When I was pregnant with my first child, I felt unsure how this motherhood thing would go. I was afraid that I would do the wrong thing and that I would mess up my kids. Then when my daughter was born and I held her in my arms and felt that connection that is so deep there are no words to describe, I realized that my world had completely changed and that no matter what happened next, I would be willing to do whatever it took to do my best for my children.
What I could not foresee in that moment of newborn bliss was that in the coming months and years, I would be stretched beyond my capacity in meekness, love and temperance. Now that several years have passed and I have three incredible daughters, I would like to reflect on my journey so far in being a mother.
I feel that there is so much pressure on women. Pressure to be perfect mothers, to have the perfect home, to look perfect in makeup and style, and to act perfectly but the reality is that we are not perfect! One of the biggest lies that keeps us stuck is that we are supposed to be perfect! This is simply not true. Our Creator made us imperfect, so we could learn, grow and become. It is in our imperfection that get stretched and become more of who we are meant to be. Children increase our capacity greater than anything else could. They have the ability to elicit such feelings of love that we can barely comprehend it. They also have the ability to push us to our edges and can bring feelings of frustration, anger, sadness and guilt to the surface. When we have children and are faced with lack of sleep, pushing boundaries, stress and worry over their wellbeing, our character gets stretched.
So given the reality that we are all stretched being parents, what determines if we will grow from the experience and become more of our potential or shrink? I believe that our ability to be empowered to become more of who our Creator wants us to be is determined by three things. The first is our faith in our Creator and His ability to use our experiences in this life to help us to become greater. The second is our ability to get back up when we make mistakes. We all make mistakes in this life. That is to be expected. When we are able to get back up and do the next right thing, that is what defines us. The third is our ability to forgive. Forgive ourselves, forgive others, and trust that our Creator forgives us. I know that having faith, getting back up from mistakes, and forgiveness unleashes our greatest capacity to love and care for our children in a way that empowers our best self.

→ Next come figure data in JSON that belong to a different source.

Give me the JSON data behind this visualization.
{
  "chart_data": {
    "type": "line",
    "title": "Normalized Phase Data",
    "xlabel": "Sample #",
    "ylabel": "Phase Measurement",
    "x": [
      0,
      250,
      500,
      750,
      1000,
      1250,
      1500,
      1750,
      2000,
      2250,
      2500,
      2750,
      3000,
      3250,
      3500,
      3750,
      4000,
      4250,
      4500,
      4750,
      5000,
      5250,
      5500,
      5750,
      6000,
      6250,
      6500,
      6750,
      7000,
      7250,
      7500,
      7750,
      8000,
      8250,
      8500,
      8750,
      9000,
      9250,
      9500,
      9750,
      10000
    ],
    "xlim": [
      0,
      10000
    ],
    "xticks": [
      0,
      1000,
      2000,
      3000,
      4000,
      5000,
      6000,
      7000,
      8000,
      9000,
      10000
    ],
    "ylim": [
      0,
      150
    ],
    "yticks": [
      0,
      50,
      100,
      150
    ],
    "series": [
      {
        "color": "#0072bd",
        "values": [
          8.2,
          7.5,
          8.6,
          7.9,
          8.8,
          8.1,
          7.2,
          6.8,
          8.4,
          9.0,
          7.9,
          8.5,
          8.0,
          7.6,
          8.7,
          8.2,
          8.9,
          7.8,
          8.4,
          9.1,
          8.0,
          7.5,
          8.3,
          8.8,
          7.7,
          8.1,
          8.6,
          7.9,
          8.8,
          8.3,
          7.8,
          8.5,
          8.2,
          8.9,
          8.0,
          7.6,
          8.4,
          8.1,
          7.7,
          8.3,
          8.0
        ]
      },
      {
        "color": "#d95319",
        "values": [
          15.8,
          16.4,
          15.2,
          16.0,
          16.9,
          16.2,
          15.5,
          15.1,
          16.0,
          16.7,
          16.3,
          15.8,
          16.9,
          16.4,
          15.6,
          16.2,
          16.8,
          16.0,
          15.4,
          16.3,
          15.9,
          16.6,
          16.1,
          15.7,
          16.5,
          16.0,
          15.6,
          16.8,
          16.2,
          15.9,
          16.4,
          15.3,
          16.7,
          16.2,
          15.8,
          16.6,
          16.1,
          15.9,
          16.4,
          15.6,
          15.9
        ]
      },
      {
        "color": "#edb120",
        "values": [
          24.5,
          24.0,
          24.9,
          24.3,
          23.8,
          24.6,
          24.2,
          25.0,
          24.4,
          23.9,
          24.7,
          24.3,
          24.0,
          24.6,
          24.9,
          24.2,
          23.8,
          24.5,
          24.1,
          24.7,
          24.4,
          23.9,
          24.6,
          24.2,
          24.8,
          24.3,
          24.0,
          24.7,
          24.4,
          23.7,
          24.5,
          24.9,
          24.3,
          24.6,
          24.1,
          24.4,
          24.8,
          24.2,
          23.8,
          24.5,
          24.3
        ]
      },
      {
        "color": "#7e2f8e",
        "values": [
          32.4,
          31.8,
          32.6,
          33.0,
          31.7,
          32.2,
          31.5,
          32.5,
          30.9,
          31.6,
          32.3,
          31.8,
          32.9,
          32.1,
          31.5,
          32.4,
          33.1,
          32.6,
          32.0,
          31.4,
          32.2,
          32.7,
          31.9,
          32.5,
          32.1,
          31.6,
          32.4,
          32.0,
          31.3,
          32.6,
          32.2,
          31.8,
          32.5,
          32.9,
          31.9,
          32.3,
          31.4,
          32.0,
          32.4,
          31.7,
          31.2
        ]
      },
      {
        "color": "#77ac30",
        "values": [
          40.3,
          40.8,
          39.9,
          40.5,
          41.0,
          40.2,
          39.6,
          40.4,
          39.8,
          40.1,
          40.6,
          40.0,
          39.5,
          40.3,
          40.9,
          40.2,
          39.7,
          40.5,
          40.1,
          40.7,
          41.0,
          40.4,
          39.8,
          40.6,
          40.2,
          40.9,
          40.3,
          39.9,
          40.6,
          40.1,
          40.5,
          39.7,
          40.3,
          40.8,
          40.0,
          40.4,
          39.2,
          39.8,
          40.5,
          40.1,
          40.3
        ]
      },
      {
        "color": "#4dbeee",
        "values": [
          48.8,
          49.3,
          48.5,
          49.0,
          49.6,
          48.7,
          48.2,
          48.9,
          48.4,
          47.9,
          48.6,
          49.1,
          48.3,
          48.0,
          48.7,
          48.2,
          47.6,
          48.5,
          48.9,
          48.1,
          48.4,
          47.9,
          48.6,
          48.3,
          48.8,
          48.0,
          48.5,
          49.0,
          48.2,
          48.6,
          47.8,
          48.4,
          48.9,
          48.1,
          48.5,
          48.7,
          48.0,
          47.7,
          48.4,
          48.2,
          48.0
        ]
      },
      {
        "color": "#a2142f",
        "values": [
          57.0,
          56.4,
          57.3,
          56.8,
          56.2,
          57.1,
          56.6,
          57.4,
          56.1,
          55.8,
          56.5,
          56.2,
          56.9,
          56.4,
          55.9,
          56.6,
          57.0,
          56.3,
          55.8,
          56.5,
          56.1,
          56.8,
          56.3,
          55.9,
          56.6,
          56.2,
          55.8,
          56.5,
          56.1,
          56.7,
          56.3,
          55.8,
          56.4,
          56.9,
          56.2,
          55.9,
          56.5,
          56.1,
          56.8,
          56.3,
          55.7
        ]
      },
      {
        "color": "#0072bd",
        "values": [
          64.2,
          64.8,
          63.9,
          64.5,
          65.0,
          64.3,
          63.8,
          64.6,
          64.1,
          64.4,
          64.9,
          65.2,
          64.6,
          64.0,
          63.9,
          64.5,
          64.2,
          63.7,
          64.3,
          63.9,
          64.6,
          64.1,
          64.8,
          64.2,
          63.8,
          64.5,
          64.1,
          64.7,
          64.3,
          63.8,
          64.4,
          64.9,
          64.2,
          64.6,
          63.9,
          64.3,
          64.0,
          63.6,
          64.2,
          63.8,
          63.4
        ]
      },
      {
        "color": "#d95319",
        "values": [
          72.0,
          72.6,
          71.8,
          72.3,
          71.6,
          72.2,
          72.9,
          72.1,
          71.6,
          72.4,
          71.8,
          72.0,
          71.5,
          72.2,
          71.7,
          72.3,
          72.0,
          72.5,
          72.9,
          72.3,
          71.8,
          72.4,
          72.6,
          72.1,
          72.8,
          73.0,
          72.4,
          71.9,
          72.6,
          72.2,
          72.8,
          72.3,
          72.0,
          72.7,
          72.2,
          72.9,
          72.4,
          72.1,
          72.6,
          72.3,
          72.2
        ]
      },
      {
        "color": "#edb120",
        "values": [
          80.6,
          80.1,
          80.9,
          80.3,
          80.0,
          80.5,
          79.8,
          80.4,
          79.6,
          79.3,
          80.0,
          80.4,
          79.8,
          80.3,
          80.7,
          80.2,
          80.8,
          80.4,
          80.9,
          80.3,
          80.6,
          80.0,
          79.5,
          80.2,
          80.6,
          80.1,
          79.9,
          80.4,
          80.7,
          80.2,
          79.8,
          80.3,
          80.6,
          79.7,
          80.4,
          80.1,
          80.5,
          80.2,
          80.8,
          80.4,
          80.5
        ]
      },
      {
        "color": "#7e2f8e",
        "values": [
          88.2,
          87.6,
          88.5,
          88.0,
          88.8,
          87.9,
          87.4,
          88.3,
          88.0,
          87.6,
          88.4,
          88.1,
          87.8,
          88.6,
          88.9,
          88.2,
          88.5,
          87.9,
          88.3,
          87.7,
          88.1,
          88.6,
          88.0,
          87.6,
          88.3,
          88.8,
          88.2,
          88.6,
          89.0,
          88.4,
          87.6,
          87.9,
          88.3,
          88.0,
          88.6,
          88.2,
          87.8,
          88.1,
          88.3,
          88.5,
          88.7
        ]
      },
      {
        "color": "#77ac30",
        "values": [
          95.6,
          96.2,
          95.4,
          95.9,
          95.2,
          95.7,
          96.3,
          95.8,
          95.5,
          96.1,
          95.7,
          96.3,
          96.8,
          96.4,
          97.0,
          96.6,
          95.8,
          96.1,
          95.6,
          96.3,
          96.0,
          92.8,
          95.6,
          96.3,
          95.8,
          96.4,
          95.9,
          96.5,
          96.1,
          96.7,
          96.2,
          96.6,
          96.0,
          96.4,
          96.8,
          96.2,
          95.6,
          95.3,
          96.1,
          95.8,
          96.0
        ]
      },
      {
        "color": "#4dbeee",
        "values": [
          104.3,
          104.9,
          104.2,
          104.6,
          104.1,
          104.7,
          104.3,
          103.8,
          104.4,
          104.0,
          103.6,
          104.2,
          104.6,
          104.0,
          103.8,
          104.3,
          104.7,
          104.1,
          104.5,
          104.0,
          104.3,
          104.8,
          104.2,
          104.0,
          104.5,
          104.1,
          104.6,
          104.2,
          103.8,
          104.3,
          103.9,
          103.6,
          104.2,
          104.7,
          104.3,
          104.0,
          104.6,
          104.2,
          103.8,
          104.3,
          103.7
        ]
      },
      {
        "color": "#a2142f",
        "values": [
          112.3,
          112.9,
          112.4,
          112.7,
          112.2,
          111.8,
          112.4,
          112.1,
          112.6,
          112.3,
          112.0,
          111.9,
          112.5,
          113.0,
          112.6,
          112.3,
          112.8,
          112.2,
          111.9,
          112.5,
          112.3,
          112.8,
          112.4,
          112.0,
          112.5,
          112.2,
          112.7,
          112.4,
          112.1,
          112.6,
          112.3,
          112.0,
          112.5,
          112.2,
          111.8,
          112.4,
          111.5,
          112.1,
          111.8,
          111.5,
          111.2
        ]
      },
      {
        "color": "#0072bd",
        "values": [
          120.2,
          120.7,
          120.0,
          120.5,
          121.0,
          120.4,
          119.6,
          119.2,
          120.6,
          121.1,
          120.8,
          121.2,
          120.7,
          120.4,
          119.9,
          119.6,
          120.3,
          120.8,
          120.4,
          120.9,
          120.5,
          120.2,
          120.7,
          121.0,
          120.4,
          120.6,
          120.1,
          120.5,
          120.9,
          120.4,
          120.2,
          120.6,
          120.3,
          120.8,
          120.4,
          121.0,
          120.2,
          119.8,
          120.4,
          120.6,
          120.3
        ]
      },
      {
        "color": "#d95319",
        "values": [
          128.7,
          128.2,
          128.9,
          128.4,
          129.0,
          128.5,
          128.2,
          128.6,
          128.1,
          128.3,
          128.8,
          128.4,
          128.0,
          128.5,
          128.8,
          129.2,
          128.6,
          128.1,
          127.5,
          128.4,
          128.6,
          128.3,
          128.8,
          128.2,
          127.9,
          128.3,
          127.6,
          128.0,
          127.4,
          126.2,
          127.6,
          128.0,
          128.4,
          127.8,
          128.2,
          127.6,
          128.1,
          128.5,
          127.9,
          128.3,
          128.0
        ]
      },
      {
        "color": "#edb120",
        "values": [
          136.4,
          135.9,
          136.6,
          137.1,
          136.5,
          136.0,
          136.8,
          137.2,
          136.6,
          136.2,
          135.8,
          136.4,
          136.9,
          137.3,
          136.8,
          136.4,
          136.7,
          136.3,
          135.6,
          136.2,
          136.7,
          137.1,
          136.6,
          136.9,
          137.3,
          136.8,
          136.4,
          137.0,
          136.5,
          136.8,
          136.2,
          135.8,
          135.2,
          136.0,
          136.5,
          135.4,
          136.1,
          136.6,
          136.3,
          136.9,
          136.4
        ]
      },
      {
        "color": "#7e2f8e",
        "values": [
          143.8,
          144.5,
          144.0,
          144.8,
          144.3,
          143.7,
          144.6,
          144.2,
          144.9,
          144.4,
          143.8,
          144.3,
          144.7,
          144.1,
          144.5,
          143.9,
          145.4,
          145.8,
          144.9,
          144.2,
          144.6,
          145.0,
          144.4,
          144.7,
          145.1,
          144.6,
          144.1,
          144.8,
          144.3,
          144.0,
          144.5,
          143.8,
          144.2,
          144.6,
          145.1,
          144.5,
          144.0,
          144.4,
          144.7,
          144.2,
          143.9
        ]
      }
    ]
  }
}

To all mothers, I hope that you know these simple but life changing truths. I hope you know there really is a Creator who loves you and is grateful for all you do in this divine role you hold as a mother. If you don’t know this, I encourage you to pray about it so you can know for yourself it is true. I hope you know that you don’t have to be perfect and that as long as you are striving to get back up when you make mistakes and take the lesson, you are doing amazing! I hope you know that the role of motherhood truly impacts the world greater than anything else we can do in this life. Mothers have brought into being every person who has ever lived or will live. Mothers have the greatest influence on children and who they will become. We have the capacity to teach our kids how to love, how to live, how to forgive, how to know their Creator, and how to reach their full potential.
When life gets tough and you are in the trenches of dirty diapers, laundry mountains, fighting children, and messy houses, please know that you are enough. Although this work of raising children is divine, it is often messy, unpredictable and in the day to day can at times feel like the movie Ground Hog Day. However, each day builds upon one another and in the midst of imperfection, we teach our kids how to get back up when they mess up, how to love even when you don’t feel loving, and what it means to be a mother.
I think about my own mother and all she has given to me. I feel like when I was a child, I couldn’t see the millions of things she did everyday for me. Now I am filled with gratitude and love for her and all the many sacrifices she has made for me.
I know that motherhood is a divine role. I know it is supposed to be messy and that we are supposed to be imperfect. I know that as we get back up, have faith, and forgive, that the Creator can help us become who we are meant to be. Mothers, you are amazing and you are making a greater difference in this life than you can imagine.